Monica Lewinsky's Reaction To Ken Starr's Death Has Everyone Saying The Same Thing

After attorney Ken Starr died at age 76, his family sent out a press release that placed some of his biggest career achievements at the forefront: Serving as president of Baylor University, securing the position of solicitor general during the George H.W. Bush administration, and being granted a federal judgeship by Ronald Reagan. There's no mention of the name "Monica Lewinsky," but to many Americans, what Starr is remembered most for is spearheading the probe into former President Bill Clinton's affair with the former White House intern. As history recalls, Clinton lied under oath about the nature of his relationship with Lewinsky and was impeached.

Because Lewinsky and Starr became household names in the '90s, Americans mostly relied on their TV screens and print publications to keep them updated on the scandal. But public interest in the parties involved endured into the social media era, and Lewinsky even used Twitter to seemingly share her thoughts about Starr joining former President Donald Trump's legal team when he was facing impeachment in 2020. "This is definitely an 'are you f***ing kidding me?" kinda day,'" she wrote.

In his book, "Contempt: A Memoir of the Clinton Investigation," Starr painted an unflattering picture of Lewinsky's reaction to being questioned by FBI investigators. "For an hour, Monica screamed, she cried, she pouted," he wrote. In a 2018 Vanity Fair piece, Lewinsky recalled feeling threatened and terrified throughout the investigation and revealed that she wanted an apology from Starr. She didn't get one, but her response to Starr's death wasn't lacking compassion. 
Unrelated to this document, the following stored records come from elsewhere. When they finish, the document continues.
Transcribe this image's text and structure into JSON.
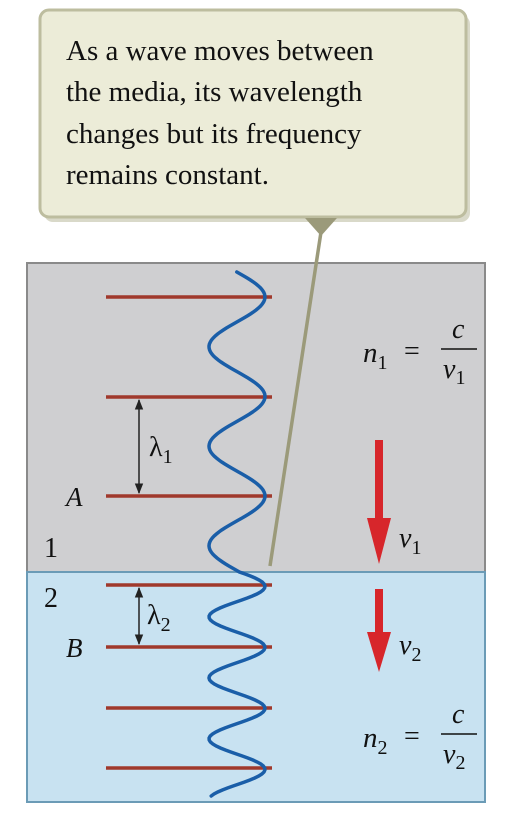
{
  "callout": {
    "lines": [
      "As a wave moves between",
      "the media, its wavelength",
      "changes but its frequency",
      "remains constant."
    ]
  },
  "medium1": {
    "number": "1",
    "n_label": "n",
    "n_sub": "1",
    "equals": "=",
    "numerator": "c",
    "denominator": "v",
    "denominator_sub": "1",
    "lambda": "λ",
    "lambda_sub": "1",
    "point": "A",
    "velocity": "v",
    "velocity_sub": "1"
  },
  "medium2": {
    "number": "2",
    "n_label": "n",
    "n_sub": "2",
    "equals": "=",
    "numerator": "c",
    "denominator": "v",
    "denominator_sub": "2",
    "lambda": "λ",
    "lambda_sub": "2",
    "point": "B",
    "velocity": "v",
    "velocity_sub": "2"
  },
  "colors": {
    "medium1_fill": "#cfcfd1",
    "medium2_fill": "#c8e2f1",
    "border": "#8a8a8a",
    "wavefront": "#a0392c",
    "wave": "#1a5ea8",
    "arrow": "#d7262b",
    "callout_fill": "#ececd8",
    "callout_border": "#a8a888"
  }
}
Ken Starr wouldn't apologize to Monica Lewinsky

In 2017, Monica Lewinsky ran into Ken Starr at a restaurant. "I felt determined, then and there, to remind him that, 20 years before, he and his team of prosecutors hadn't hounded and terrorized just me but also my family," she wrote in her Vanity Fair essay. As Starr inquired about her wellbeing, Lewinsky recalled, "He kept touching my arm and elbow, which made me uncomfortable." By then, she'd been clinically diagnosed with PTSD and had spent years feeling alone and forsaken. But when Starr appeared on CBS News months after their encounter, he refused to offer Lewinsky an apology.

Upon learning of Starr's death, Lewinsky tweeted, "As I'm sure many can understand, my thoughts about Ken Starr bring up complicated feelings ... but of more importance, is that I imagine it's a painful loss for those who love him." Knowing that Lewinsky had endured years of public shame and trauma, her followers confessed that her words weren't what they expected. "I don't know how you do it, but you continue to be gracious to those who never offered you the least bit of compassion or concern," read one response to her tweet. Others admitted that they would find it impossible to react with such magnanimity. "Your restraint and empathy is commendable. I would be ... less able to manifest grace," another person wrote. "You're a far better person than he was," a third opined, "and better than most of us too."